Purpose: This article describes and compares work climate perceptions and intentions to quit among three generations of hospital workers and nurses.

Background: Never before in history has the workplace comprised such a span of generations. The current workforce includes three main generations: Baby Boomers (born between 1946 and 1963), Generation X (born between 1964 and 1980), and Generation Y (born between 1981 and 2000). However, very little research has linked turnover among nurses and other healthcare workers to their generational profile.

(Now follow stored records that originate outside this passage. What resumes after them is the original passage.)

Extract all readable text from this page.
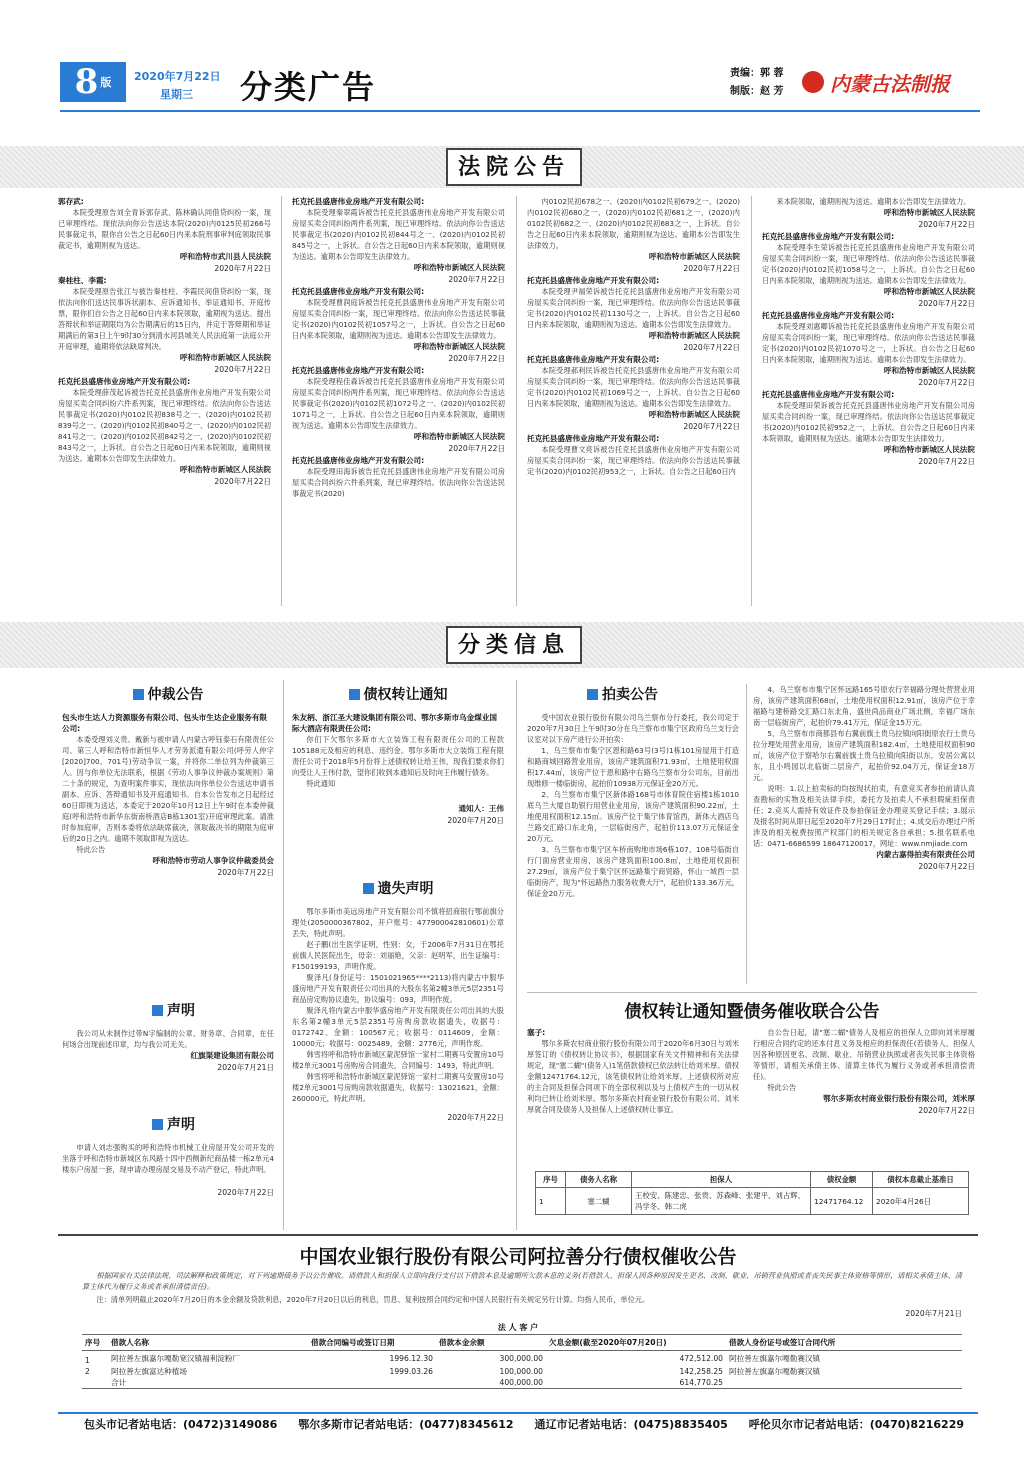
8 版 2020年7月22日
星期三 分类广告	责编：郭 蓉
制版：赵 芳 内蒙古法制报
法院公告
郭存武:
本院受理原告刘全青诉郭存武、陈林确认同借贷纠纷一案，现已审理终结。现依法向你公告送达本院(2020)内0125民初266号民事裁定书，限你自公告之日起60日内来本院刑事审判庭领取民事裁定书，逾期则视为送达。
呼和浩特市武川县人民法院
2020年7月22日
秦桂柱、李霞:
本院受理原告张江与被告秦桂柱、李霞民间借贷纠纷一案，现依法向你们送达民事诉状副本、应诉通知书、举证通知书、开庭传票，限你们自公告之日起60日内来本院领取，逾期视为送达。提出答辩状和举证期限均为公告期满后的15日内，并定于答辩期和举证期满后的第3日上午9时30分到清水河县城关人民法庭第一法庭公开开庭审理，逾期将依法缺席判决。
呼和浩特市新城区人民法院
2020年7月22日
托克托县盛唐伟业房地产开发有限公司:
本院受理薛茂起诉被告托克托县盛唐伟业房地产开发有限公司房屋买卖合同纠纷六件系列案，现已审理终结。依法向你公告送达民事裁定书(2020)内0102民初838号之一、(2020)内0102民初839号之一、(2020)内0102民初840号之一、(2020)内0102民初841号之一、(2020)内0102民初842号之一、(2020)内0102民初843号之一，上诉状。自公告之日起60日内来本院领取，逾期则视为送达。逾期本公告即发生法律效力。
呼和浩特市新城区人民法院
2020年7月22日
托克托县盛唐伟业房地产开发有限公司:
本院受理秦翠霞诉被告托克托县盛唐伟业房地产开发有限公司房屋买卖合同纠纷两件系列案，现已审理终结。依法向你公告送达民事裁定书(2020)内0102民初844号之一、(2020)内0102民初845号之一，上诉状。自公告之日起60日内来本院领取，逾期则视为送达。逾期本公告即发生法律效力。
呼和浩特市新城区人民法院
2020年7月22日
托克托县盛唐伟业房地产开发有限公司:
本院受理曹润庭诉被告托克托县盛唐伟业房地产开发有限公司房屋买卖合同纠纷一案，现已审理终结。依法向你公告送达民事裁定书(2020)内0102民初1057号之一，上诉状。自公告之日起60日内来本院领取，逾期则视为送达。逾期本公告即发生法律效力。
呼和浩特市新城区人民法院
2020年7月22日
托克托县盛唐伟业房地产开发有限公司:
本院受理程佳森诉被告托克托县盛唐伟业房地产开发有限公司房屋买卖合同纠纷两件系列案，现已审理终结。依法向你公告送达民事裁定书(2020)内0102民初1072号之一、(2020)内0102民初1071号之一，上诉状。自公告之日起60日内来本院领取，逾期则视为送达。逾期本公告即发生法律效力。
呼和浩特市新城区人民法院
2020年7月22日
托克托县盛唐伟业房地产开发有限公司:
本院受理田海诉被告托克托县盛唐伟业房地产开发有限公司房屋买卖合同纠纷六件系列案，现已审理终结。依法向你公告送达民事裁定书(2020)
内0102民初678之一、(2020)内0102民初679之一、(2020)内0102民初680之一、(2020)内0102民初681之一、(2020)内0102民初682之一、(2020)内0102民初683之一，上诉状。自公告之日起60日内来本院领取，逾期则视为送达。逾期本公告即发生法律效力。
呼和浩特市新城区人民法院
2020年7月22日
托克托县盛唐伟业房地产开发有限公司:
本院受理尹福荣诉被告托克托县盛唐伟业房地产开发有限公司房屋买卖合同纠纷一案，现已审理终结。依法向你公告送达民事裁定书(2020)内0102民初1130号之一，上诉状。自公告之日起60日内来本院领取，逾期则视为送达。逾期本公告即发生法律效力。
呼和浩特市新城区人民法院
2020年7月22日
托克托县盛唐伟业房地产开发有限公司:
本院受理郝利民诉被告托克托县盛唐伟业房地产开发有限公司房屋买卖合同纠纷一案，现已审理终结。依法向你公告送达民事裁定书(2020)内0102民初1069号之一，上诉状。自公告之日起60日内来本院领取，逾期则视为送达。逾期本公告即发生法律效力。
呼和浩特市新城区人民法院
2020年7月22日
托克托县盛唐伟业房地产开发有限公司:
本院受理曹文亮诉被告托克托县盛唐伟业房地产开发有限公司房屋买卖合同纠纷一案，现已审理终结。依法向你公告送达民事裁定书(2020)内0102民初953之一，上诉状。自公告之日起60日内
来本院领取，逾期则视为送达。逾期本公告即发生法律效力。
呼和浩特市新城区人民法院
2020年7月22日
托克托县盛唐伟业房地产开发有限公司:
本院受理李生荣诉被告托克托县盛唐伟业房地产开发有限公司房屋买卖合同纠纷一案，现已审理终结。依法向你公告送达民事裁定书(2020)内0102民初1058号之一，上诉状。自公告之日起60日内来本院领取，逾期则视为送达。逾期本公告即发生法律效力。
呼和浩特市新城区人民法院
2020年7月22日
托克托县盛唐伟业房地产开发有限公司:
本院受理刘惠卿诉被告托克托县盛唐伟业房地产开发有限公司房屋买卖合同纠纷一案，现已审理终结。依法向你公告送达民事裁定书(2020)内0102民初1070号之一，上诉状。自公告之日起60日内来本院领取，逾期则视为送达。逾期本公告即发生法律效力。
呼和浩特市新城区人民法院
2020年7月22日
托克托县盛唐伟业房地产开发有限公司:
本院受理田荣诉被告托克托县盛唐伟业房地产开发有限公司房屋买卖合同纠纷一案，现已审理终结。依法向你公告送达民事裁定书(2020)内0102民初952之一，上诉状。自公告之日起60日内来本院领取，逾期则视为送达。逾期本公告即发生法律效力。
呼和浩特市新城区人民法院
2020年7月22日
分类信息
仲裁公告
包头市生达人力资源服务有限公司、包头市生达企业服务有限公司:
本委受理刘义贵、戴新与被申请人内蒙古呼钰泰石有限责任公司、第三人呼和浩特市新恒华人才劳务派遣有限公司(呼劳人仲字[2020]700、701号)劳动争议一案，并将你二单位列为仲裁第三人。因与你单位无法联系，根据《劳动人事争议仲裁办案规则》第二十条的规定，为查明案件事实，现依法向你单位公告送达申请书副本、应诉、答辩通知书及开庭通知书。自本公告发布之日起经过60日即视为送达，本委定于2020年10月12日上午9时在本委仲裁庭(呼和浩特市新华东街南桥酒店B栋1301室)开庭审理此案。请准时参加庭审，否则本委将依法缺席裁决，领取裁决书的期限为庭审后的20日之内。逾期不领取即视为送达。
特此公告
呼和浩特市劳动人事争议仲裁委员会
2020年7月22日
声明
我公司从未制作过带N字编制的公章、财务章、合同章，在任何场合出现前述印章，均与我公司无关。
红旗渠建设集团有限公司
2020年7月21日
声明
申请人刘志强购买的呼和浩特市机械工业房屋开发公司开发的坐落于呼和浩特市新城区东风路十四中西侧新纪商品楼一栋2单元4楼东户房屋一套，现申请办理房屋交易及不动产登记，特此声明。
2020年7月22日
债权转让通知
朱友柄、浙江圣大建设集团有限公司、鄂尔多斯市乌金煤业国际大酒店有限责任公司:
你们下欠鄂尔多斯市大立装饰工程有限责任公司的工程款105188元及相应的利息、违约金。鄂尔多斯市大立装饰工程有限责任公司于2018年5月份将上述债权转让给王伟，现我们要求你们向受让人王伟付款，望你们收到本通知后及时向王伟履行债务。
特此通知
通知人：王伟
2020年7月20日
遗失声明
鄂尔多斯市美远房地产开发有限公司不慎将招商银行鄂前旗分理处(2050000367802，开户账号：477900042810601)公章丢失，特此声明。
赵子鹏(出生医学证明，性别：女，于2006年7月31日在鄂托前旗人民医院出生，母亲：刘丽艳，父亲：赵明军，出生证编号：F150199193，声明作废。
聚泽凡(身份证号：1501021965****2113)将内蒙古中服华盛房地产开发有限责任公司出具的大股东名第2幢3单元5层2351号商品房定购协议遗失，协议编号：093，声明作废。
聚泽凡将内蒙古中服华盛房地产开发有限责任公司出具的大股东名第2幢3单元5层2351号房购房款收据遗失，收据号：0172742、金额：100567元；收据号：0114609，金额：10000元；收据号：0025489，金额：2776元，声明作废。
韩雪将呼和浩特市新城区蒙泥驿馆一家村二期赛马安置房10号楼2单元3001号房购房合同遗失，合同编号：1493，特此声明。
韩雪将呼和浩特市新城区蒙泥驿馆一家村二期赛马安置房10号楼2单元3001号房购房款收据遗失，收据号：13021621，金额：260000元，特此声明。
2020年7月22日
拍卖公告
受中国农业银行股份有限公司乌兰察布分行委托，我公司定于2020年7月30日上午9时30分在乌兰察布市集宁区政府乌兰支行会议室对以下房产进行公开拍卖：
1、乌兰察布市集宁区恩和路63号(3号)1栋101房屋用于打造和路商城回路营业用房，该房产建筑面积71.93㎡，土地使用权面积17.44㎡，该房产位于恩和路中右路乌兰察布分公司东，目前出现维修一楼临街房，起拍价10938万元保证金20万元。
2、乌兰察布市集宁区新体路168号市体育院住宿楼1栋1010底乌兰大厦自助银行用营业业用房，该房产建筑面积90.22㎡，土地使用权面积12.15㎡。该房产位于集宁体育馆西，新体大酒店乌兰路交汇路口东北角，一层临街房产，起拍价113.07万元保证金20万元。
3、乌兰察布市集宁区车桥南购地市场6栋107、108号临街自行门面房营业用房，该房产建筑面积100.8㎡，土地使用权面积27.29㎡，该房产位于集宁区怀远路集宁商贸路，怀山一城西一层临街房产，现为"怀远路热力服务收费大厅"，起拍价133.36万元，保证金20万元。
4、乌兰察布市集宁区怀远路165号原农行幸福路分理处营营业用房，该房产建筑面积68㎡，土地使用权面积12.91㎡，该房产位于幸福路与建桥路交汇路口东北角，盛世尚品商业广场北侧，幸福广场东南一层临街房产，起拍价79.41万元，保证金15万元。
5、乌兰察布市商都县布右翼前旗土贵乌拉镇向阳街原农行土贵乌拉分理处用营业用房，该房产建筑面积182.4㎡，土地使用权面积90㎡，该房产位于察哈尔右翼前旗土贵乌拉镇向阳街以东，安居公寓以东，且小鸣园以北临街二层房产，起拍价92.04万元，保证金18万元。
说明：1.以上拍卖标的均按现状拍卖，有意竞买者参拍前请认真查勘标的实物及相关法律手续，委托方及拍卖人不承担瑕疵担保责任；2.竞买人需持有效证件及参拍保证金办理竞买登记手续；3.展示及报名时间从即日起至2020年7月29日17时止；4.成交后办理过户所涉及的相关税费按照产权部门的相关规定各自承担；5.报名联系电话：0471-6686599 18647120017，网址：www.nmjiade.com
内蒙古嘉得拍卖有限责任公司
2020年7月22日
债权转让通知暨债务催收联合公告
塞子:
鄂尔多斯农村商业银行股份有限公司于2020年6月30日与刘米厚签订的《债权转让协议书》，根据国家有关文件精神和有关法律规定，现"塞二蝴"(债务人)1笔借款债权已依法转让给刘米厚。债权金额12471764.12元，该笔债权转让给刘米厚。上述债权所对应的主合同及担保合同项下的全部权利以及与上债权产生的一切从权利均已转让给刘米厚。鄂尔多斯农村商业银行股份有限公司、刘米厚就合同及债务人及担保人上述债权转让事宜。
自公告日起，请"塞二蝴"债务人及相应的担保人立即向刘米厚履行相应合同约定的还本付息义务及相应的担保责任(若债务人、担保人因各种原因更名、改制、歇业、吊销营业执照或者丧失民事主体资格等情形，请相关承债主体、清算主体代为履行义务或者承担清偿责任)。
特此公告
鄂尔多斯农村商业银行股份有限公司，刘米厚
2020年7月22日
序号	债务人名称	担保人	债权金额	债权本息截止基准日
1	塞二蝴	王校安、陈建忠、张贵、苏森峰、张建平、刘占辉、冯学冬、韩二虎	12471764.12	2020年4月26日
中国农业银行股份有限公司阿拉善分行债权催收公告
根据国家有关法律法规、司法解释和政策规定，对下列逾期债务予以公告催收。请借款人和担保人立即向我行支付以下借款本息及逾期所欠款本息的义务(若借款人、担保人因各种原因发生更名、改制、歇业、吊销营业执照或者丧失民事主体资格等情形，请相关承债主体、清算主体代为履行义务或者承担清偿责任)。
注：清单列明截止2020年7月20日的本金余额及贷款利息，2020年7月20日以后的利息，罚息、复利按照合同约定和中国人民银行有关规定另行计算。均指人民币，单位元。
2020年7月21日
法 人 客 户
序号	借款人名称	借款合同编号或签订日期	借款本金余额	欠息金额(截至2020年07月20日)	借款人身份证号或签订合同代所
1	阿拉善左旗嘉尔嘎勒宽汉镇福利淀粉厂	1996.12.30	300,000.00	472,512.00	阿拉善左旗嘉尔嘎勒赛汉镇
2	阿拉善左旗富达种植场	1999.03.26	100,000.00	142,258.25	阿拉善左旗嘉尔嘎勒赛汉镇
	合计		400,000.00	614,770.25	
包头市记者站电话：(0472)3149086 鄂尔多斯市记者站电话：(0477)8345612 通辽市记者站电话：(0475)8835405 呼伦贝尔市记者站电话：(0470)8216229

Method: A quantitative study with a correlational descriptive design was used. 1,376 hospital workers of the three generations (with 42.1% nurses, 15.6% support staff, 20.1% office employees, and 22.1% health professionals or technicians), employed in a university-affiliated hospital, completed a self-administered questionnaire. They answered the Psychological Climate Questionnaire and a measure of turnover intention.

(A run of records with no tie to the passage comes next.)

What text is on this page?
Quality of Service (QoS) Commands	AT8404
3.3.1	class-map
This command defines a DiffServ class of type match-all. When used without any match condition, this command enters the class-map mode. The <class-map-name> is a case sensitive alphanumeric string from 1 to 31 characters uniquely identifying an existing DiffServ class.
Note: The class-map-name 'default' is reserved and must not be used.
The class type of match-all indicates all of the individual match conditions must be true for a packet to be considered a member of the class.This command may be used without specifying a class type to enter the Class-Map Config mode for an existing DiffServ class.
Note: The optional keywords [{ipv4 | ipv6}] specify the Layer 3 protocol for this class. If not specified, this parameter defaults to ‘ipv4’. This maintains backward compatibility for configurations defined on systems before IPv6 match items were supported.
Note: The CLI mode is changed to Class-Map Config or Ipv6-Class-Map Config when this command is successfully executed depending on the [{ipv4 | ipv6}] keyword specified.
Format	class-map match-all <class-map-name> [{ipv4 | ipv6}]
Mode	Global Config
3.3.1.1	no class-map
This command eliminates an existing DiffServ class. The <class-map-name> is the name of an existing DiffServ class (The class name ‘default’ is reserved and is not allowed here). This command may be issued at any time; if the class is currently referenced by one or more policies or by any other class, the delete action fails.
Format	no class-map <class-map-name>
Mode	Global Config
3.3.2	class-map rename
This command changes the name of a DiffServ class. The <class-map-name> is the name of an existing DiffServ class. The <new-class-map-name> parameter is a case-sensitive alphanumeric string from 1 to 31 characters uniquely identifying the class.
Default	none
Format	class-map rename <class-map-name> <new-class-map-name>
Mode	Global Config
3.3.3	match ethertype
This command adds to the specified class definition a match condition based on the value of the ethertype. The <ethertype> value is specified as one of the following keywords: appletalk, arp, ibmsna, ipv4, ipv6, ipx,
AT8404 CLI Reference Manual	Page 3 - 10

Results: Generation Y hospital workers obtained a significantly lower score on the “Challenge” scale than did Baby Boomers. On the “Absence of Conflict” and “Warmth” scales, the opposite occurred, with Baby Boomers obtaining a significantly lower score than Generation Y respondents. If the nurse job category is taken separately, Generation Y nurses expressed a negative perception of the “Goal Emphasis” scale, compared with Baby Boomers. The proportion of Generation Y nurses who intend to quit is almost three times higher than that of other hospital workers from Generation Y. The main reason given by workers from Generations Y and X who intend to quit the organization is their own career advancement. The main reason given by Baby Boomers who intend to quit is retirement.

Conclusions: Retention strategies that focus on improving the work climate are beneficial to all generations of hospital workers and nurses. If generation-specific retention strategies are developed, these should focus on the three areas identified to have intergenerational differences: challenges, absence of conflict, and warmth.

Clinical Relevance: New nurses will benefit from strategies aimed at supporting their career advancement in the workplace.